= MAS (Milan) =

MAS was an Italian motorcycle manufacturer from 1920 until 1956.

MAS stood, in the context, for "Alberico Seiling Motorcycles" (Motocicli Alberico Seiling).

Seiling was an Italian constructor who developed a variety of motorbikes between 1920 and 1922, and in 1922 started commercial production. His 173 cc overhead valve (OHV) model with an external flywheel proved particularly popular. He also produced a single-cylinder 498 cc OHV model, and from 1928 a twin-cylinder model, also with 498 cc of displacement.

In 1937 an OLHV model with a special cylinder head appeared, with a vertically mounted camshaft, the cylinder valves set horizontally in a separate chamber above the combustion chamber. The combustion mixture was premixed in this separate chamber. By excluding the valves from the combustion chamber itself it was possible to use a 15:1 compression ratio which was by the standards of the time very high. The motor was not a success, however.

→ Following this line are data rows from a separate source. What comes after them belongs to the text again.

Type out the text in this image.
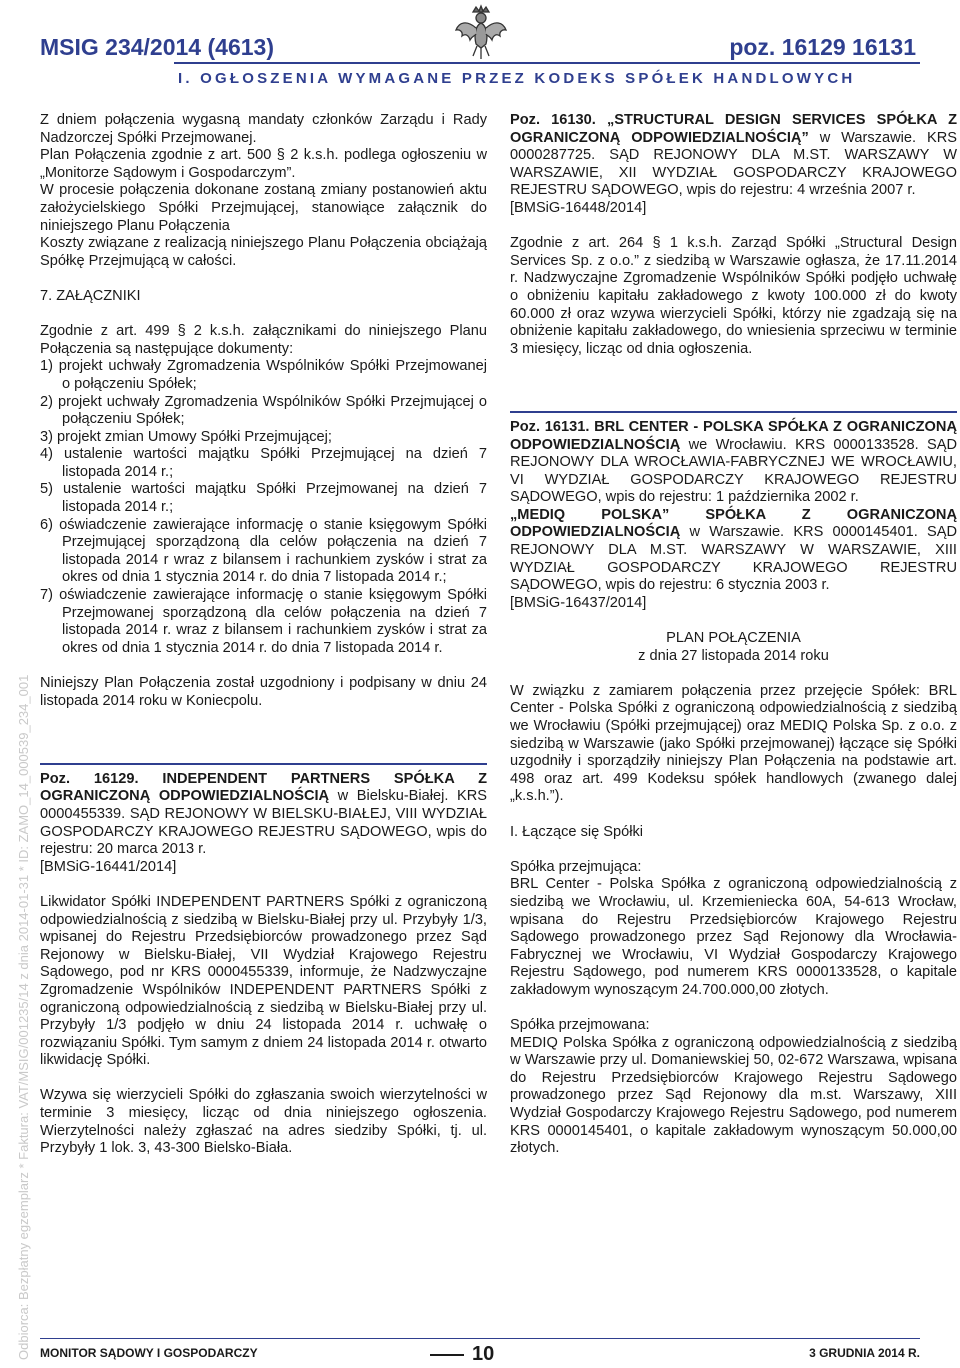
MSIG 234/2014 (4613)	poz. 16129 16131
I. OGŁOSZENIA WYMAGANE PRZEZ KODEKS SPÓŁEK HANDLOWYCH
Odbiorca: Bezpłatny egzemplarz * Faktura: VAT/MSIG/001235/14 z dnia 2014-01-31 * ID: ZAMO_14_000539_234_001

Z dniem połączenia wygasną mandaty członków Zarządu i Rady Nadzorczej Spółki Przejmowanej.

Plan Połączenia zgodnie z art. 500 § 2 k.s.h. podlega ogłoszeniu w „Monitorze Sądowym i Gospodarczym”.

W procesie połączenia dokonane zostaną zmiany postanowień aktu założycielskiego Spółki Przejmującej, stanowiące załącznik do niniejszego Planu Połączenia

Koszty związane z realizacją niniejszego Planu Połączenia obciążają Spółkę Przejmującą w całości.

7. ZAŁĄCZNIKI

Zgodnie z art. 499 § 2 k.s.h. załącznikami do niniejszego Planu Połączenia są następujące dokumenty:

1) projekt uchwały Zgromadzenia Wspólników Spółki Przejmowanej o połączeniu Spółek;
2) projekt uchwały Zgromadzenia Wspólników Spółki Przejmującej o połączeniu Spółek;
3) projekt zmian Umowy Spółki Przejmującej;
4) ustalenie wartości majątku Spółki Przejmującej na dzień 7 listopada 2014 r.;
5) ustalenie wartości majątku Spółki Przejmowanej na dzień 7 listopada 2014 r.;
6) oświadczenie zawierające informację o stanie księgowym Spółki Przejmującej sporządzoną dla celów połączenia na dzień 7 listopada 2014 r wraz z bilansem i rachunkiem zysków i strat za okres od dnia 1 stycznia 2014 r. do dnia 7 listopada 2014 r.;
7) oświadczenie zawierające informację o stanie księgowym Spółki Przejmowanej sporządzoną dla celów połączenia na dzień 7 listopada 2014 r. wraz z bilansem i rachunkiem zysków i strat za okres od dnia 1 stycznia 2014 r. do dnia 7 listopada 2014 r.

Niniejszy Plan Połączenia został uzgodniony i podpisany w dniu 24 listopada 2014 roku w Koniecpolu.

Poz. 16129. INDEPENDENT PARTNERS SPÓŁKA Z OGRANICZONĄ ODPOWIEDZIALNOŚCIĄ w Bielsku-Białej. KRS 0000455339. SĄD REJONOWY W BIELSKU-BIAŁEJ, VIII WYDZIAŁ GOSPODARCZY KRAJOWEGO REJESTRU SĄDOWEGO, wpis do rejestru: 20 marca 2013 r.

[BMSiG-16441/2014]

Likwidator Spółki INDEPENDENT PARTNERS Spółki z ograniczoną odpowiedzialnością z siedzibą w Bielsku-Białej przy ul. Przybyły 1/3, wpisanej do Rejestru Przedsiębiorców prowadzonego przez Sąd Rejonowy w Bielsku-Białej, VII Wydział Krajowego Rejestru Sądowego, pod nr KRS 0000455339, informuje, że Nadzwyczajne Zgromadzenie Wspólników INDEPENDENT PARTNERS Spółki z ograniczoną odpowiedzialnością z siedzibą w Bielsku-Białej przy ul. Przybyły 1/3 podjęło w dniu 24 listopada 2014 r. uchwałę o rozwiązaniu Spółki. Tym samym z dniem 24 listopada 2014 r. otwarto likwidację Spółki.

Wzywa się wierzycieli Spółki do zgłaszania swoich wierzytelności w terminie 3 miesięcy, licząc od dnia niniejszego ogłoszenia. Wierzytelności należy zgłaszać na adres siedziby Spółki, tj. ul. Przybyły 1 lok. 3, 43-300 Bielsko-Biała.

Poz. 16130. „STRUCTURAL DESIGN SERVICES SPÓŁKA Z OGRANICZONĄ ODPOWIEDZIALNOŚCIĄ” w Warszawie. KRS 0000287725. SĄD REJONOWY DLA M.ST. WARSZAWY W WARSZAWIE, XII WYDZIAŁ GOSPODARCZY KRAJOWEGO REJESTRU SĄDOWEGO, wpis do rejestru: 4 września 2007 r.

[BMSiG-16448/2014]

Zgodnie z art. 264 § 1 k.s.h. Zarząd Spółki „Structural Design Services Sp. z o.o.” z siedzibą w Warszawie ogłasza, że 17.11.2014 r. Nadzwyczajne Zgromadzenie Wspólników Spółki podjęło uchwałę o obniżeniu kapitału zakładowego z kwoty 100.000 zł do kwoty 60.000 zł oraz wzywa wierzycieli Spółki, którzy nie zgadzają się na obniżenie kapitału zakładowego, do wniesienia sprzeciwu w terminie 3 miesięcy, licząc od dnia ogłoszenia.

Poz. 16131. BRL CENTER - POLSKA SPÓŁKA Z OGRANICZONĄ ODPOWIEDZIALNOŚCIĄ we Wrocławiu. KRS 0000133528. SĄD REJONOWY DLA WROCŁAWIA-FABRYCZNEJ WE WROCŁAWIU, VI WYDZIAŁ GOSPODARCZY KRAJOWEGO REJESTRU SĄDOWEGO, wpis do rejestru: 1 października 2002 r.

„MEDIQ POLSKA” SPÓŁKA Z OGRANICZONĄ ODPOWIEDZIALNOŚCIĄ w Warszawie. KRS 0000145401. SĄD REJONOWY DLA M.ST. WARSZAWY W WARSZAWIE, XIII WYDZIAŁ GOSPODARCZY KRAJOWEGO REJESTRU SĄDOWEGO, wpis do rejestru: 6 stycznia 2003 r.

[BMSiG-16437/2014]

PLAN POŁĄCZENIA

z dnia 27 listopada 2014 roku

W związku z zamiarem połączenia przez przejęcie Spółek: BRL Center - Polska Spółki z ograniczoną odpowiedzialnością z siedzibą we Wrocławiu (Spółki przejmującej) oraz MEDIQ Polska Sp. z o.o. z siedzibą w Warszawie (jako Spółki przejmowanej) łączące się Spółki uzgodniły i sporządziły niniejszy Plan Połączenia na podstawie art. 498 oraz art. 499 Kodeksu spółek handlowych (zwanego dalej „k.s.h.”).

I. Łączące się Spółki

Spółka przejmująca:

BRL Center - Polska Spółka z ograniczoną odpowiedzialnością z siedzibą we Wrocławiu, ul. Krzemieniecka 60A, 54-613 Wrocław, wpisana do Rejestru Przedsiębiorców Krajowego Rejestru Sądowego prowadzonego przez Sąd Rejonowy dla Wrocławia-Fabrycznej we Wrocławiu, VI Wydział Gospodarczy Krajowego Rejestru Sądowego, pod numerem KRS 0000133528, o kapitale zakładowym wynoszącym 24.700.000,00 złotych.

Spółka przejmowana:

MEDIQ Polska Spółka z ograniczoną odpowiedzialnością z siedzibą w Warszawie przy ul. Domaniewskiej 50, 02-672 Warszawa, wpisana do Rejestru Przedsiębiorców Krajowego Rejestru Sądowego prowadzonego przez Sąd Rejonowy dla m.st. Warszawy, XIII Wydział Gospodarczy Krajowego Rejestru Sądowego, pod numerem KRS 0000145401, o kapitale zakładowym wynoszącym 50.000,00 złotych.

MONITOR SĄDOWY I GOSPODARCZY	10	3 GRUDNIA 2014 R.
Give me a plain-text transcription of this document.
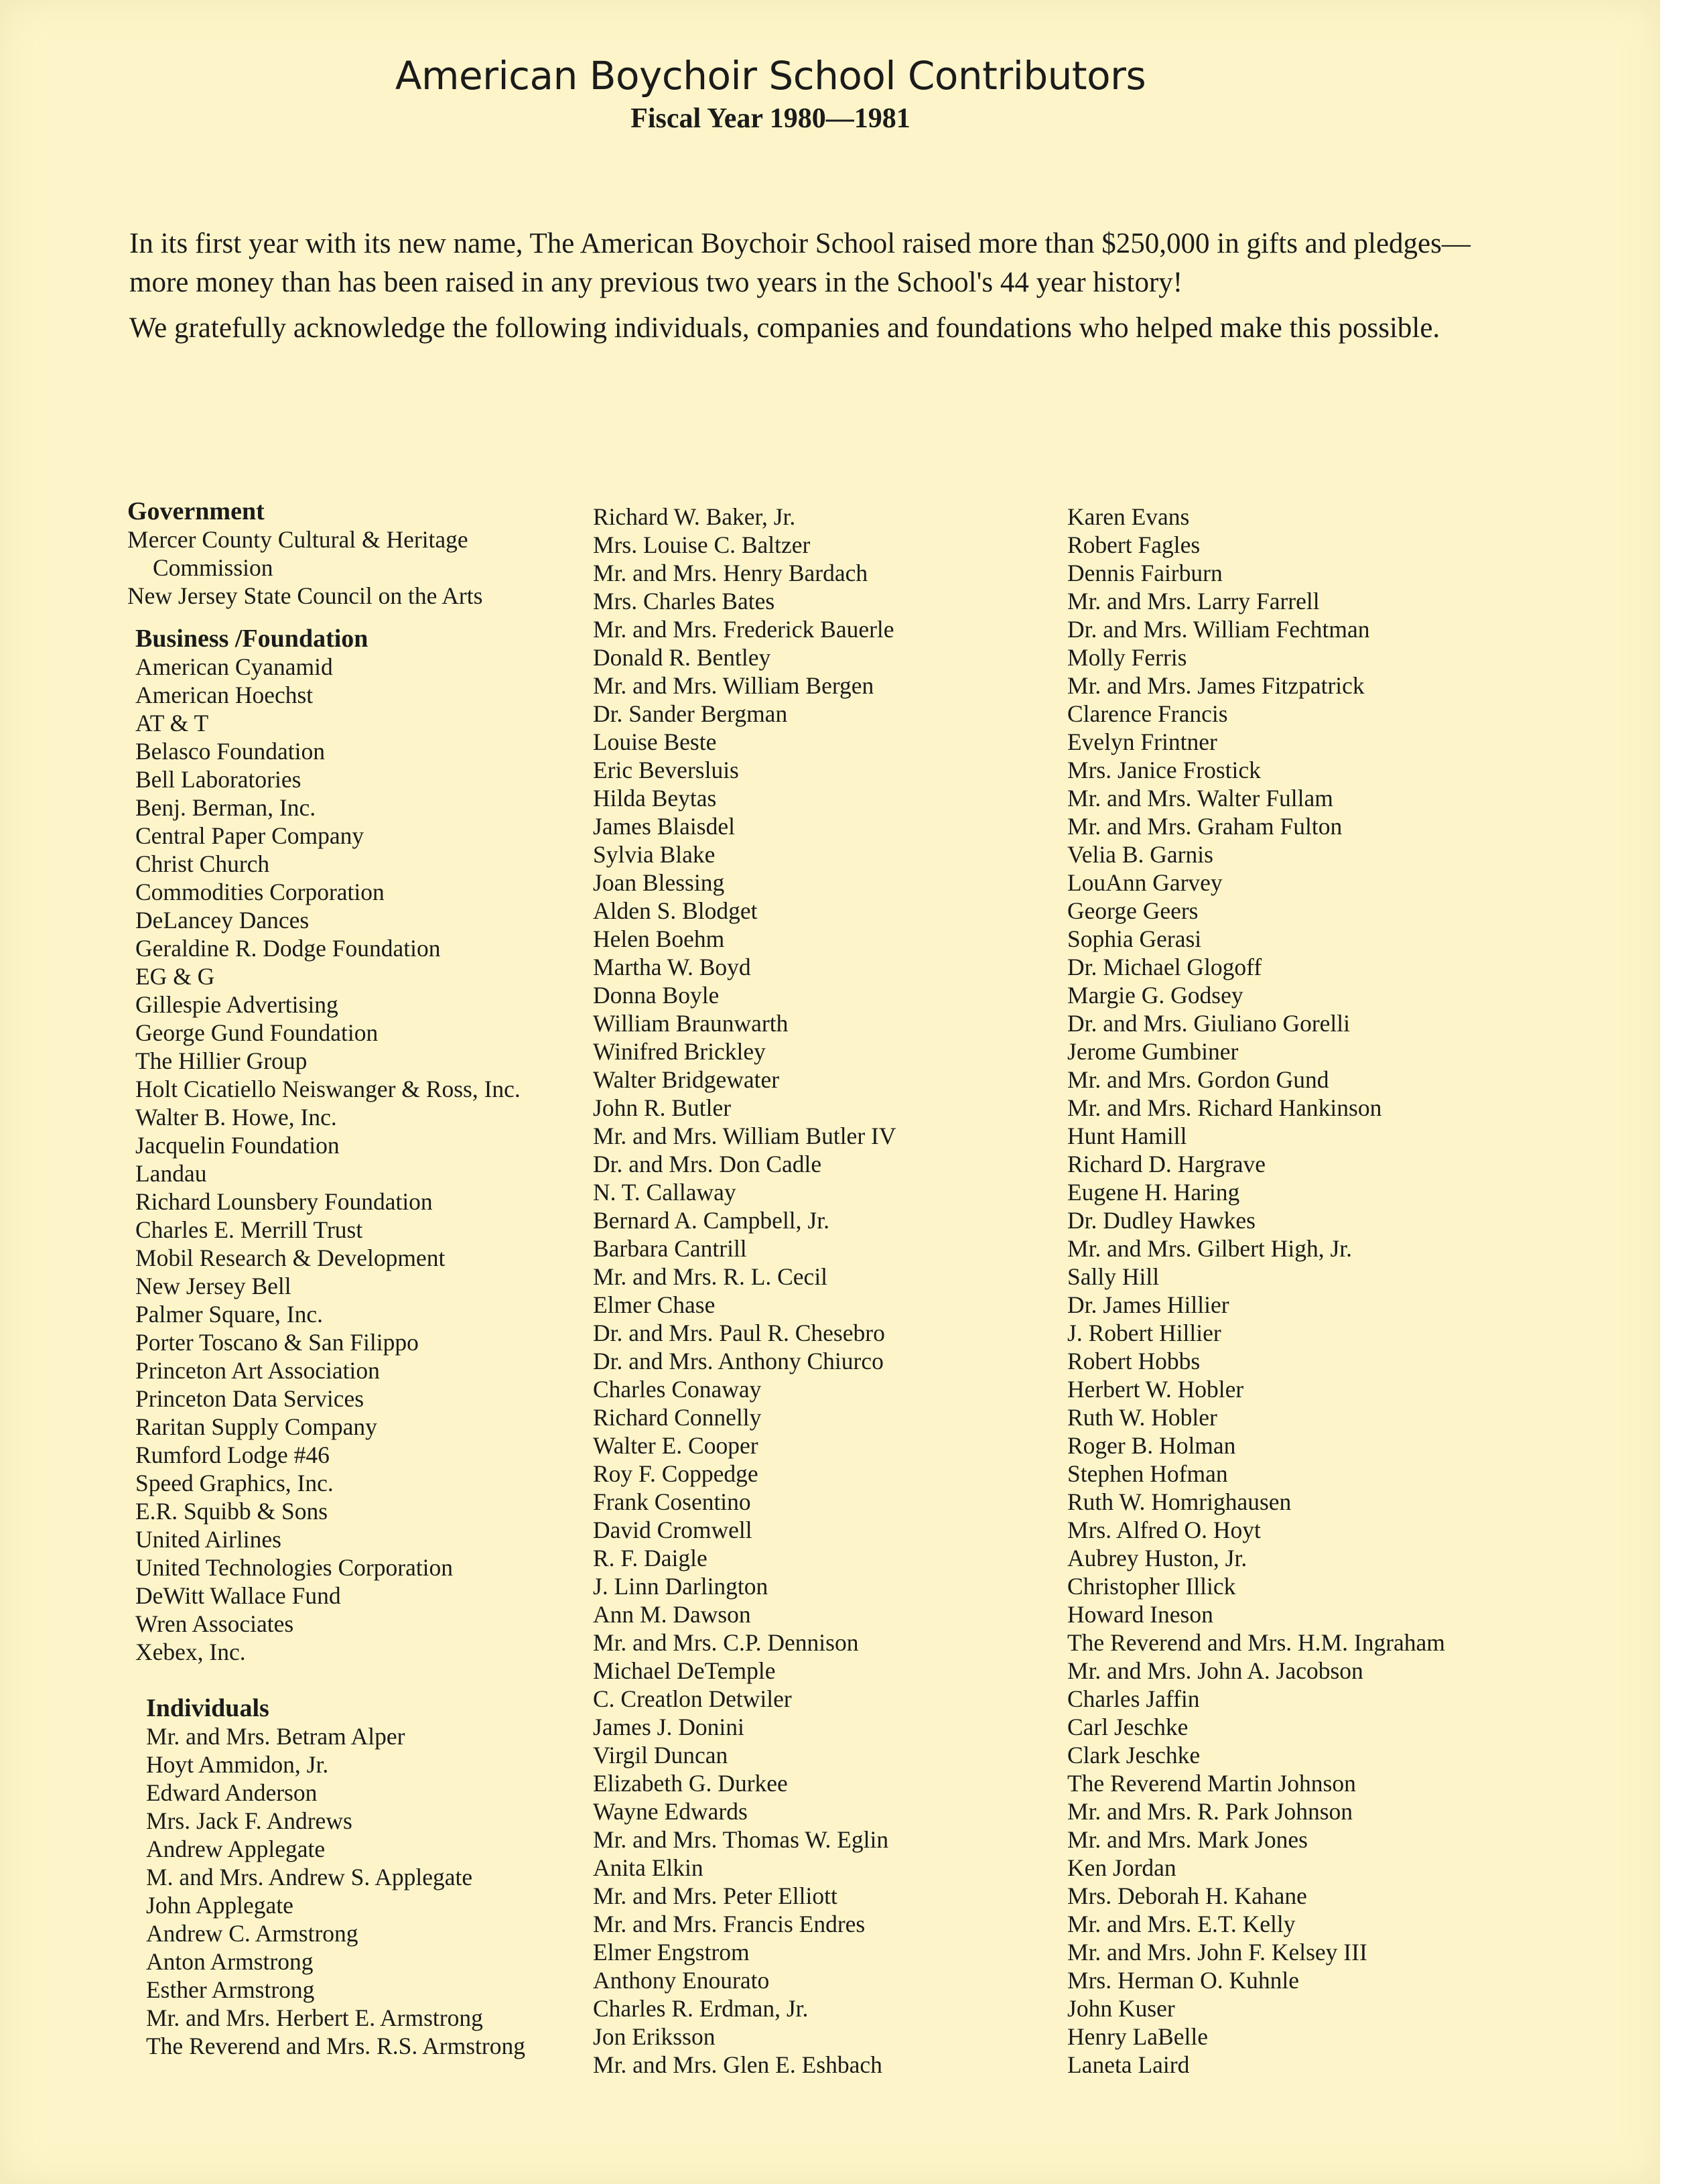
American Boychoir School Contributors
Fiscal Year 1980—1981

In its first year with its new name, The American Boychoir School raised more than $250,000 in gifts and pledges—more money than has been raised in any previous two years in the School's 44 year history!

We gratefully acknowledge the following individuals, companies and foundations who helped make this possible.

Government
Mercer County Cultural & Heritage
Commission
New Jersey State Council on the Arts
Business /Foundation
American Cyanamid
American Hoechst
AT & T
Belasco Foundation
Bell Laboratories
Benj. Berman, Inc.
Central Paper Company
Christ Church
Commodities Corporation
DeLancey Dances
Geraldine R. Dodge Foundation
EG & G
Gillespie Advertising
George Gund Foundation
The Hillier Group
Holt Cicatiello Neiswanger & Ross, Inc.
Walter B. Howe, Inc.
Jacquelin Foundation
Landau
Richard Lounsbery Foundation
Charles E. Merrill Trust
Mobil Research & Development
New Jersey Bell
Palmer Square, Inc.
Porter Toscano & San Filippo
Princeton Art Association
Princeton Data Services
Raritan Supply Company
Rumford Lodge #46
Speed Graphics, Inc.
E.R. Squibb & Sons
United Airlines
United Technologies Corporation
DeWitt Wallace Fund
Wren Associates
Xebex, Inc.
Individuals
Mr. and Mrs. Betram Alper
Hoyt Ammidon, Jr.
Edward Anderson
Mrs. Jack F. Andrews
Andrew Applegate
M. and Mrs. Andrew S. Applegate
John Applegate
Andrew C. Armstrong
Anton Armstrong
Esther Armstrong
Mr. and Mrs. Herbert E. Armstrong
The Reverend and Mrs. R.S. Armstrong
Richard W. Baker, Jr.
Mrs. Louise C. Baltzer
Mr. and Mrs. Henry Bardach
Mrs. Charles Bates
Mr. and Mrs. Frederick Bauerle
Donald R. Bentley
Mr. and Mrs. William Bergen
Dr. Sander Bergman
Louise Beste
Eric Beversluis
Hilda Beytas
James Blaisdel
Sylvia Blake
Joan Blessing
Alden S. Blodget
Helen Boehm
Martha W. Boyd
Donna Boyle
William Braunwarth
Winifred Brickley
Walter Bridgewater
John R. Butler
Mr. and Mrs. William Butler IV
Dr. and Mrs. Don Cadle
N. T. Callaway
Bernard A. Campbell, Jr.
Barbara Cantrill
Mr. and Mrs. R. L. Cecil
Elmer Chase
Dr. and Mrs. Paul R. Chesebro
Dr. and Mrs. Anthony Chiurco
Charles Conaway
Richard Connelly
Walter E. Cooper
Roy F. Coppedge
Frank Cosentino
David Cromwell
R. F. Daigle
J. Linn Darlington
Ann M. Dawson
Mr. and Mrs. C.P. Dennison
Michael DeTemple
C. Creatlon Detwiler
James J. Donini
Virgil Duncan
Elizabeth G. Durkee
Wayne Edwards
Mr. and Mrs. Thomas W. Eglin
Anita Elkin
Mr. and Mrs. Peter Elliott
Mr. and Mrs. Francis Endres
Elmer Engstrom
Anthony Enourato
Charles R. Erdman, Jr.
Jon Eriksson
Mr. and Mrs. Glen E. Eshbach
Karen Evans
Robert Fagles
Dennis Fairburn
Mr. and Mrs. Larry Farrell
Dr. and Mrs. William Fechtman
Molly Ferris
Mr. and Mrs. James Fitzpatrick
Clarence Francis
Evelyn Frintner
Mrs. Janice Frostick
Mr. and Mrs. Walter Fullam
Mr. and Mrs. Graham Fulton
Velia B. Garnis
LouAnn Garvey
George Geers
Sophia Gerasi
Dr. Michael Glogoff
Margie G. Godsey
Dr. and Mrs. Giuliano Gorelli
Jerome Gumbiner
Mr. and Mrs. Gordon Gund
Mr. and Mrs. Richard Hankinson
Hunt Hamill
Richard D. Hargrave
Eugene H. Haring
Dr. Dudley Hawkes
Mr. and Mrs. Gilbert High, Jr.
Sally Hill
Dr. James Hillier
J. Robert Hillier
Robert Hobbs
Herbert W. Hobler
Ruth W. Hobler
Roger B. Holman
Stephen Hofman
Ruth W. Homrighausen
Mrs. Alfred O. Hoyt
Aubrey Huston, Jr.
Christopher Illick
Howard Ineson
The Reverend and Mrs. H.M. Ingraham
Mr. and Mrs. John A. Jacobson
Charles Jaffin
Carl Jeschke
Clark Jeschke
The Reverend Martin Johnson
Mr. and Mrs. R. Park Johnson
Mr. and Mrs. Mark Jones
Ken Jordan
Mrs. Deborah H. Kahane
Mr. and Mrs. E.T. Kelly
Mr. and Mrs. John F. Kelsey III
Mrs. Herman O. Kuhnle
John Kuser
Henry LaBelle
Laneta Laird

Seiling sold the MAS business to the Guidetti brothers in 1938. After this he continued to produce motor cycles in his own name (Seiling: A. Scoppio S.A.) and then, in 1939, he obtained finance to establish a new motorcycle manufacturing business under the name Altea. Altea produced a single-cylinder ohv 198 cc machine. However, this business ended in 1941 due to the general war which had by then broken out across most of Europe.